RIO DE JANEIRO (Reuters) - When Simone Biles stood on her bare feet ready to mount the balance beam on Thursday, it seemed like she would need to get on her tiptoes to peer over the 1.25 meter (4.1 feet) apparatus.

But what the 1.45 meter Biles lacks in height, she more than makes up in stature.

The American stood head and shoulders above all her rivals on Thursday after she was crowned Olympic all-around champion.

For American team co-ordinator Marta Karolyi, who has enjoyed a five-decade coaching career, there is only one other gymnast who can be compared to Biles.

"She is right on the top," Karolyi, who along with her husband Bela steered Romanian Nadia Comaneci to the first perfect 10 at the 1976 Olympics, told reporters.

"Along with Nadia ... both of them. For me, the first Olympic champion and the last Olympic champion they are together. They are special," added the 73-year-old, who will retire from coaching after the Rio Games.

That puts Biles above many great gymnasts that Karolyi has worked with in a long and distinguished career.

She helped Mary Lou Retton to become the first American to win an Olympic all-around gold in 1984, had a hand in Kerri Strug's heroic vault at the 1996 Games and guided Olympic all-around champions Nastia Liukin and Gabby Douglas among others.


Since making her debut at the 2013 world championships, the 19-year-old Biles has become an unstoppable force. Last year she became the first woman to win a "three-peat" of all-around golds at the worlds.

In Antwerp, Nanning and Glasgow she flew through the air faster and higher than her rivals, completing her acrobatic tumbles with solid landings.

Those skills also helped the gymnast nicknamed '$imoney' to become the most successful female athlete at the worlds -- with a record haul of 10 gold medals.

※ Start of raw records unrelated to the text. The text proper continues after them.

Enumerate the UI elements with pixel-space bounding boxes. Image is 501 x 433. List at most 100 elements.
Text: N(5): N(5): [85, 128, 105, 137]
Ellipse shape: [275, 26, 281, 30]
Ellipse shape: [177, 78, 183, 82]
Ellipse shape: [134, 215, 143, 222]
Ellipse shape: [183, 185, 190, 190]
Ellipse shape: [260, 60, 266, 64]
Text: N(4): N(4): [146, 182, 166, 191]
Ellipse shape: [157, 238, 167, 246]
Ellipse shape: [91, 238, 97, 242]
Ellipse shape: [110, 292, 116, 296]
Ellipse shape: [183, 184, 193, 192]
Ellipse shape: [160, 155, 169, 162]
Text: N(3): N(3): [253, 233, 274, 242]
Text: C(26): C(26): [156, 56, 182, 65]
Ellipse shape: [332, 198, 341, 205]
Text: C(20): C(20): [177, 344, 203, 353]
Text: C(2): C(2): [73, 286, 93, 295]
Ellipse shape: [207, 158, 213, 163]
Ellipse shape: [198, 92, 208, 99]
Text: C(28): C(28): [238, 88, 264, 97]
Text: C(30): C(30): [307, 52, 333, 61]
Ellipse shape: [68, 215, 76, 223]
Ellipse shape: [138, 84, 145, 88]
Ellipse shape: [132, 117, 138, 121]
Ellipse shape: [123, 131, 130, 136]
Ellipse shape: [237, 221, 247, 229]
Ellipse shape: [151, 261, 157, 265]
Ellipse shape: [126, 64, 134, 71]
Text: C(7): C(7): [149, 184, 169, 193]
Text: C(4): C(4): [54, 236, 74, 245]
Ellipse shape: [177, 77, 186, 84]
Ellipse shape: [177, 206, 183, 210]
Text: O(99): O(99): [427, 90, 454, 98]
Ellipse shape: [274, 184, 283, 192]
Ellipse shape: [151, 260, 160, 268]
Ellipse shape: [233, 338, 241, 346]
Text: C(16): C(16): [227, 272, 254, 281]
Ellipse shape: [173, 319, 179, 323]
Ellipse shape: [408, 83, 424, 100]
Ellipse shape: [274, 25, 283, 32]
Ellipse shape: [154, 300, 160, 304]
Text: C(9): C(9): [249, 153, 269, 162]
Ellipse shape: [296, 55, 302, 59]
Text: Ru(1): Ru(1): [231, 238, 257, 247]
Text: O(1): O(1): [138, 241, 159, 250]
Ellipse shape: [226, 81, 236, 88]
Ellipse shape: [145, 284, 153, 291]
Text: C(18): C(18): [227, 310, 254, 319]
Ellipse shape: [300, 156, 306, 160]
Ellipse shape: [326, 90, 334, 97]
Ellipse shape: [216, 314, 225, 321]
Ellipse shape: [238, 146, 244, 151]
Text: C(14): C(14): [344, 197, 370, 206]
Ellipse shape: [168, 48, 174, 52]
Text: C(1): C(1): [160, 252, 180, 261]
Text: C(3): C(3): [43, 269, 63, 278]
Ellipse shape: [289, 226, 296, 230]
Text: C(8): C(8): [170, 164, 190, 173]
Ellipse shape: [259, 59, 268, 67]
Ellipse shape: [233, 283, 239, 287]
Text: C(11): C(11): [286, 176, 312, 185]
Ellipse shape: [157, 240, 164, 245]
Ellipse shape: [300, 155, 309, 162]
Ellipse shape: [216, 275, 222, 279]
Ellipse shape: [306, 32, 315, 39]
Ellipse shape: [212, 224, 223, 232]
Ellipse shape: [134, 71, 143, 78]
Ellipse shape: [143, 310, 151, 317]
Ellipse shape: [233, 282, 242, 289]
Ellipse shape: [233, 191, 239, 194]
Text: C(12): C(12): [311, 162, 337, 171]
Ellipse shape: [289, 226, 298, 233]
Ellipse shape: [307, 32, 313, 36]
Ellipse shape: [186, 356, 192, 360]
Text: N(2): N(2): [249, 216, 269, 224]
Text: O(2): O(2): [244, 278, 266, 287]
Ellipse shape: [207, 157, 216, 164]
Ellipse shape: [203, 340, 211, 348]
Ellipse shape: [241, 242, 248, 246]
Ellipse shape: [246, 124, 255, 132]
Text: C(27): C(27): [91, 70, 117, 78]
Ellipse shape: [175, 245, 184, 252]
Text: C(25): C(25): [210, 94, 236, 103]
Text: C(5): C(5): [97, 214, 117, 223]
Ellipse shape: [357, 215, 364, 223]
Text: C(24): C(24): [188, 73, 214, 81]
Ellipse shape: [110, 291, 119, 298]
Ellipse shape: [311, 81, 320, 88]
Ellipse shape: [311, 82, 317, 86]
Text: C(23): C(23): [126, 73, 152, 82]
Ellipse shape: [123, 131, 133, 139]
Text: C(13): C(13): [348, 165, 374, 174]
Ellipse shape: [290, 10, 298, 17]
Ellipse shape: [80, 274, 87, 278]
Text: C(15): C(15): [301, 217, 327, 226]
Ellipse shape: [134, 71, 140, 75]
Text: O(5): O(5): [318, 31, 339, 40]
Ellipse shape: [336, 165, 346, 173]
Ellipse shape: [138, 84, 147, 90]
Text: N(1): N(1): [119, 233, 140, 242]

"She flies higher than anyone, has bigger difficulty value than we have ever seen, but what is even more impressive is that she delivers in the big meets," 2004 Olympic men's floor champion Kyle Shewfelt told Reuters.

"She is the most powerful, dynamic gymnast I have ever seen.

"She is breaking records left, right and center. At these Games she now has two medals and she could win another three so her bags are going to be a lot heavier on the way home."

Biles, though, wants no part of the debate.

"Someone could say I'm the best but then there is a whole different side of people saying I am not. So, I just stay out of it. It is what it is. I just do my gymnastics," she said after collecting her second Olympic gold in three days.


On Thursday, Biles completed a feat that no woman has pulled off for 20 years -- winning back-to-back world and Olympic all-around titles.

Since the event was introduced to the Olympic program in 1952 only Soviet Union duo Larisa Latynina (1960) and Ludmilla Tourischeva (1972), Czech Vera Caslavska (1968) and Ukraine's Lilia Podkopayeva (1996) have bagged the double. And now Biles.

"Just because you are at the top doesn't mean you can stop, you have to keep going," said Biles.

The American was too young to compete at the 2012 Olympics, but she was a senior at the start of the current Olympic cycle in 2013.

That meant sustaining her levels for four years, a stretch that is beyond most elite gymnasts but not Biles.

"Some girls in generations before thought that by winning one world championship or winning two, they think they arrived at the top," added Karolyi.

"My advice is ... you are just as good as you are today. So you never can think I am done. Every single day you have to become better and better and Simone responded very well to this advice and I am so proud because of this.

"The longevity at this level, three world championships and an Olympic Games, I don’t think is precedented."